Ward's research examines the impacts of climate change and local hydropower development on muskrats living in Canada’s Peace-Athabasca Delta.

By
Ker Than
January 24, 2017
Ellen Ward portrait

Stanford Earth graduate student Ellen Ward has been selected to receive an Outstanding Student Paper Award (OSPA) from the American Geophysical Union (AGU).

The prestigious award is given to promote, recognize and reward undergraduate, Master’s and PhD students for quality research in the geophysical sciences. Typically, only the top 3 to 5 percent of student participants who present their research at the annual AGU Fall meeting are awarded an OSPA.

“It is an honor to be selected for the OSPA award,” said Ward, a PhD candidate in the Earth System Science Department at Stanford’s School of Earth, Energy & Environmental Sciences. “Effective science communication is important to me, and receiving this award gives me a sense of having contributed to the scientific conversation at AGU this year.”

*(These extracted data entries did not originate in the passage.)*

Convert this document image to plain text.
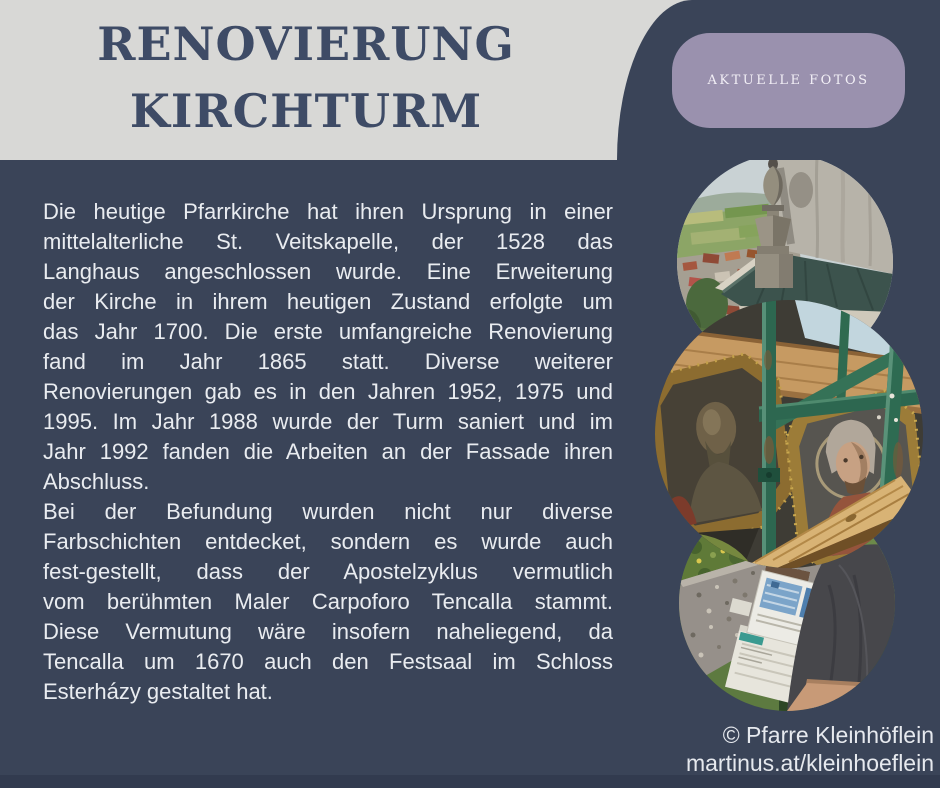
RENOVIERUNG
KIRCHTURM
AKTUELLE FOTOS
Die heutige Pfarrkirche hat ihren Ursprung in einer
mittelalterliche St. Veitskapelle, der 1528 das
Langhaus angeschlossen wurde. Eine Erweiterung
der Kirche in ihrem heutigen Zustand erfolgte um
das Jahr 1700. Die erste umfangreiche Renovierung
fand im Jahr 1865 statt. Diverse weiterer
Renovierungen gab es in den Jahren 1952, 1975 und
1995. Im Jahr 1988 wurde der Turm saniert und im
Jahr 1992 fanden die Arbeiten an der Fassade ihren
Abschluss.
Bei der Befundung wurden nicht nur diverse
Farbschichten entdecket, sondern es wurde auch
fest-gestellt, dass der Apostelzyklus vermutlich
vom berühmten Maler Carpoforo Tencalla stammt.
Diese Vermutung wäre insofern naheliegend, da
Tencalla um 1670 auch den Festsaal im Schloss
Esterházy gestaltet hat.
© Pfarre Kleinhöflein
martinus.at/kleinhoeflein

Ward’s research, which was conducted in collaboration with Stanford environmental biology professor Elizabeth Hadley, involves using a novel combination of satellite remote sensing and hydrologic simulations to predict the response of muskrat populations living in Canada’s Peace-Athabasca Delta ecosystem to future warming temperatures and local hydropower development. The modeling framework Ward developed could one day serve as the basis for improved stewardship and sustainable development of deltaic, coastal and lake systems worldwide.

One OPSA judge praised Ward on her “engaging conversation” and her “conceptual diagrams of model structure and how disturbance affects muskrat populations.”

Steven Gorelick, Stanford’s Cyrus F. Tolman Professor and Ward’s doctoral research advisor, said that by focusing on animal-freshwater relations, Ward’s work is advancing the field of ecohydrology. “The vast majority of research in ecohydrology has been aimed at plant-water relations and plant patterning,” said Gorelick, who is also a senior fellow at the Stanford Woods Institute for the Environment.

“Ellen has a wonderful ability to communicate science concisely, rigorously, and with extraordinary enthusiasm,” he added. “We are fortunate to have her as a doctoral student in the School.”